Attendance of females is usually higher in events and training, she notes, an indication that there is a passion and willingness to be more visible in the field.

“The challenge is for women to lead positions in senior management. A lot of females continue to become independent contributors and come to a plateau,” says Alyahya who is the first Saudi female to hold an executive position at Microsoft. “They don’t increase their skills because either they don’t have the confidence to become a CTO or CIO.”

Asked about her role in empower women in the industry, she told Saudi Gazette: “My ambition is to empower women in IT in the Kingdom.
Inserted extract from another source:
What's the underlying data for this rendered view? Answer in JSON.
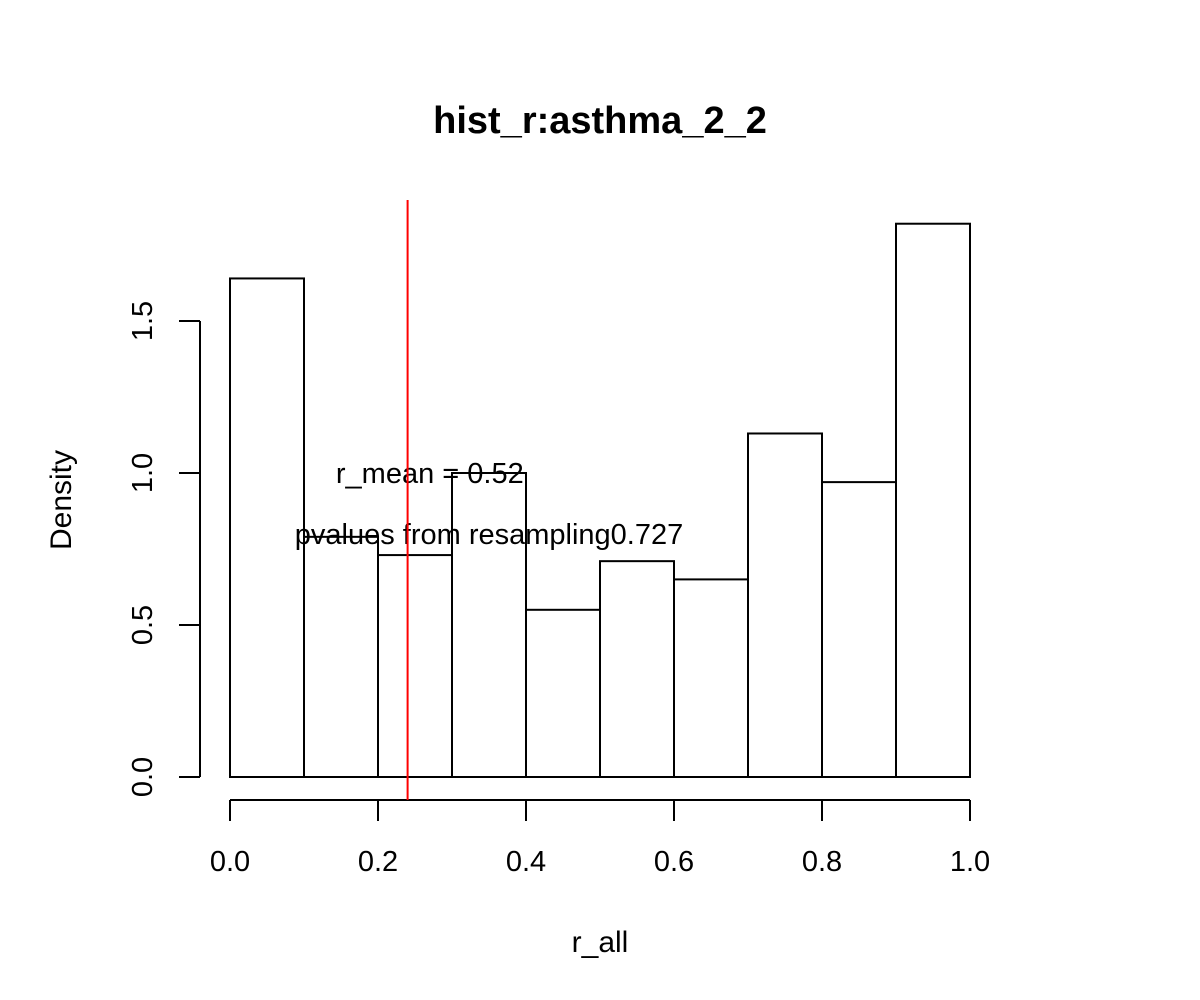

As a Saudi IT professional, I feel obligated to support other females in this sector and to enable them with knowledge, networking, software, skills, and whatever they need for them to grow. That’s why I created Women’s Spark and want it to expand it more to females in other sectors because we are now going through a digital transformation in all fields and specialties.”

After three years of the initiative, this year alone Women Spark graduated 30 female cloud experts and architects.

Women in various fields shared success stories and discussed ways to collaborate.

Budoor Ashadawi, who is acting manager of an e-commerce store by day and runs her own entrepreneurship venture by night, says women need to empower each other. “Women can do anything they believe in,” she told Saudi Gazette.

Ashadawi hired a majority of her staff Saudi female graduates. “It wasn’t easy but I feel I have an obligation to give back,” she says. “I found that females are not only hard workers, they are loyal and dedicated.”

Young engineer Aljawharah Alqahtani founded Fixtag, a business in repairing mobile phones. “Girls can do anything from fixing to creating things,” she said commenting on the male-dominated sector of mobile repairing.

Sara Oulddaddah, a leading female gamer in the Kingdom, says there is a community reaching up to 15,000 gamers and developers. She says, “We need to empower each other. In the gaming industry, we have amazing developers, artists and talents. I’m hoping to have an industry to have all these ladies to work together.”